Proxy advisory firms such as RiskMetrics and Glass Lewis & Co also came out against the deal, although the picture was muddied by conflicting claims. On 26 July, for example, JANA announced that the ISS/RiskMetrics Group had recommended Charles River shareholders vote against the proposed acquisition, adding that Glass Lewis & Co had previously taken this stance.

On the following day, though, a press release from WuXi PharmaTech claimed RiskMetrics Group’s ISS Proxy Advisory Services had recommended that WuXi shareholders vote for the deal, a position already taken by both Glass Lewis and another proxy advisory firm, Proxy Governance.

More changes to come?

Morningstar analyst Lauren Migliore said the proposed acquisition had “valued WuXi at a very rich multiple, and we pegged this agreement as damaging to Charles River's value from the start”.

The deal “would have seen Charles River take on a massive amount of debt and dip heavily into its cash reserves”, she commented, adding that the share repurchase programme was “a much better use of capital”.

Other commentators have suggested investors may now push for more radical changes at Charles River, such as a shake-up of top management, splitting the business into its component parts or selling off the whole company.

Second-quarter results

CRL reported a 57.6% fall in net income for the second quarter of 2010, while earnings per diluted share (EPS) slid to US$0.22 from US$0.52 in the second quarter of 2009.

Net sales of US$292.1 million for the latest quarter were 5.2% down on the year-ago period, with a 0.9% increase in the Research Models and Services segment offset by a 12.3% decline in Preclinical services.

“We continue to have extensive discussions with our biopharmaceutical clients, who maintain their intentions to build larger, strategic partnerships with us and increase the amount of outsourced activity,” Foster commented.

“However, the timing of these decisions remains unclear and we do not believe that it is imminent. While our results provide reassurance that preclinical demand appears to have stabilised, positive indications such as the increased number of inquiries and improved June bookings are offset by their value, which is lower due to pricing.”

Accordingly, Charles River has lowered its financial guidance for 2010. Net sales are expected to decline by 2-3% in the full year compared with the previous forecast of low single-digit growth. Guidance for EPS is down from US$1.57 to US$1.77 previously to US$0.71 to US$0.81 now.

Reporting on the same day, WuXi PharmaTech confirmed its preliminary estimate that net revenues in the quarter ended 30 June 2010 grew by 21% to US$81.0 million.

Net income for the second quarter, which included one-off costs for the planned CRL deal, was US$13.8 million, towards the upper end of the expected range.

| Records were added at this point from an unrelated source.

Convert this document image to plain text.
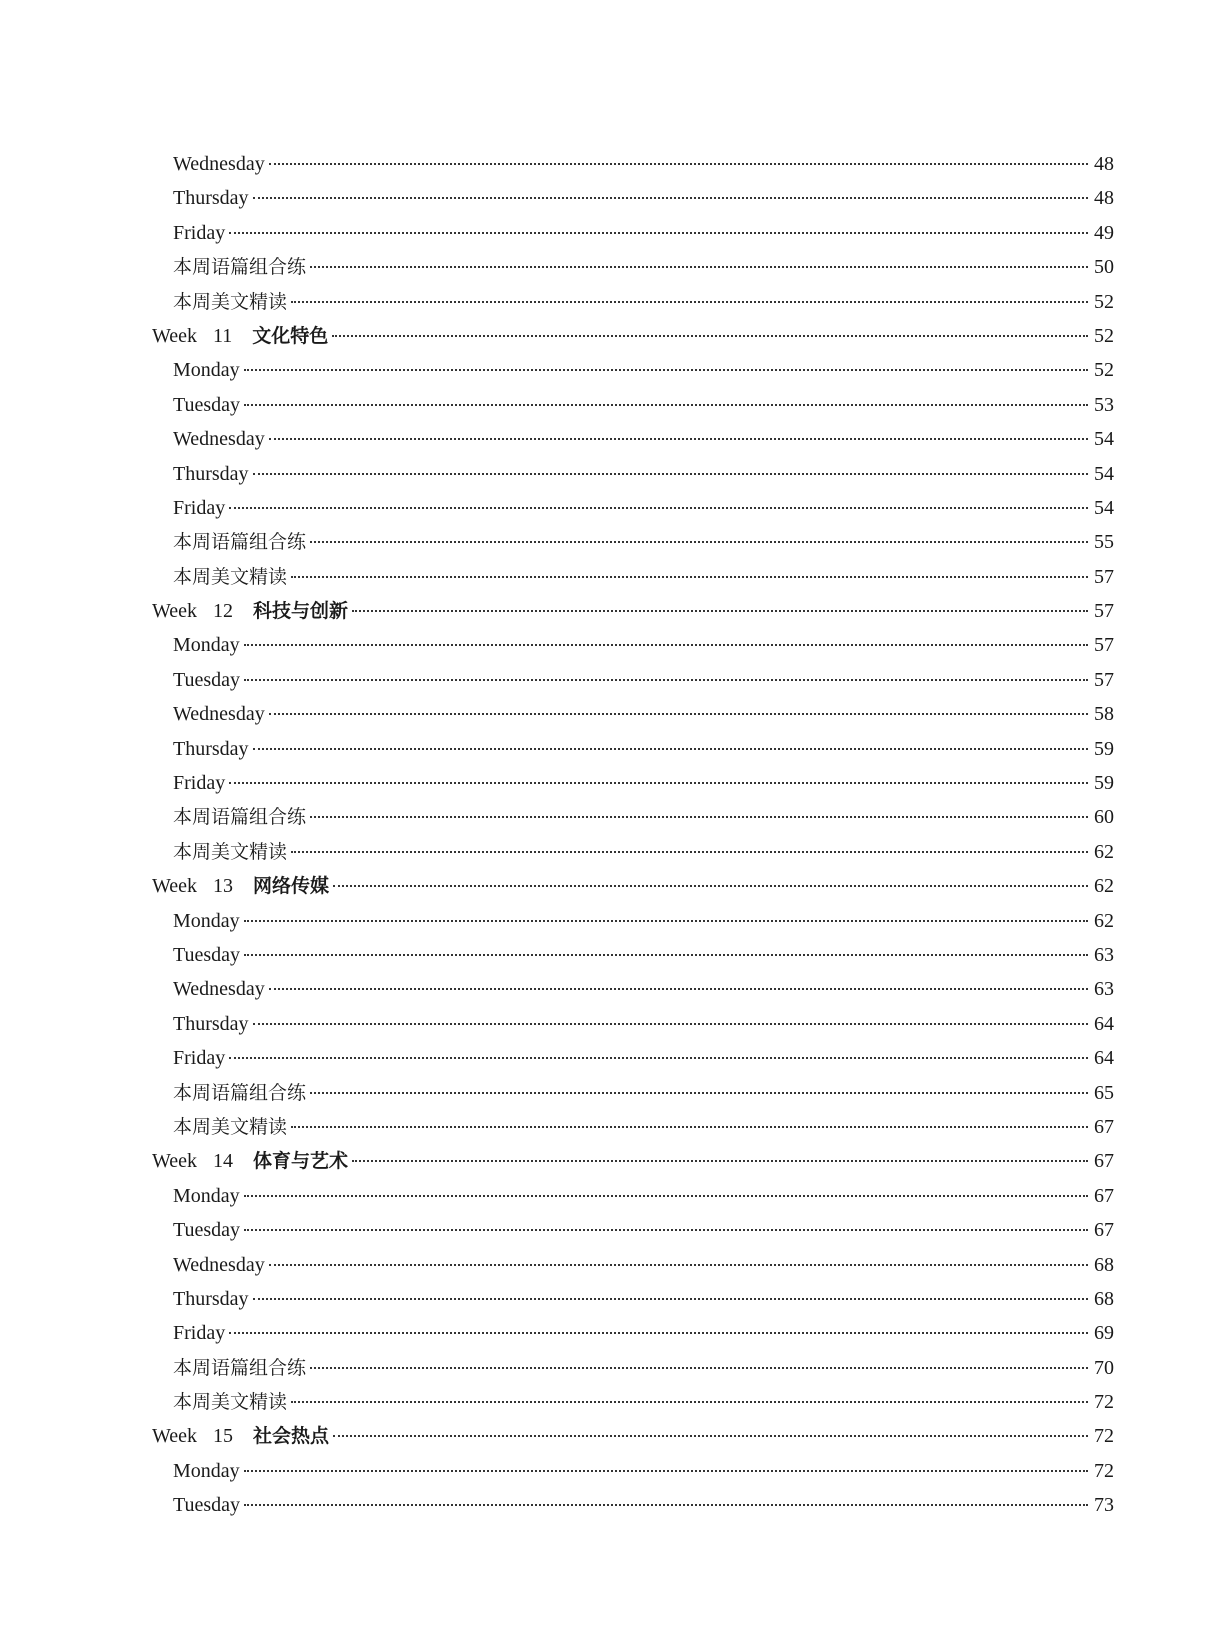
Wednesday	48
Thursday	48
Friday	49
本周语篇组合练	50
本周美文精读	52
Week 11 文化特色	52
Monday	52
Tuesday	53
Wednesday	54
Thursday	54
Friday	54
本周语篇组合练	55
本周美文精读	57
Week 12 科技与创新	57
Monday	57
Tuesday	57
Wednesday	58
Thursday	59
Friday	59
本周语篇组合练	60
本周美文精读	62
Week 13 网络传媒	62
Monday	62
Tuesday	63
Wednesday	63
Thursday	64
Friday	64
本周语篇组合练	65
本周美文精读	67
Week 14 体育与艺术	67
Monday	67
Tuesday	67
Wednesday	68
Thursday	68
Friday	69
本周语篇组合练	70
本周美文精读	72
Week 15 社会热点	72
Monday	72
Tuesday	73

Net income was 6% lower than in Q2 2009, whereas in late July WuiXi said it was likely to fall by 9-5% year on year to US$13.3-14.0 million.

Diluted net earnings per American Depositary Receipt fell by 8% from US$0.20 to US$0.18.

WuXi has reconfirmed the full-year guidance for net revenues it gave last month, i.e., up by 19-20% year on year to US$320-325 million versus earlier guidance in the US$310-320 million range.

On a non-GAAP (Generally Accepted Accounting Principles) basis, annual growth in operating income was projected at 10-15% in July, against 0-10% previously. WuXi now expects that growth to be in the range of 15-20%.

The break-up fee of US$30 million from Charles River will be recorded in the third quarter and “more than offsets our transaction-related expenses”, WuXi said.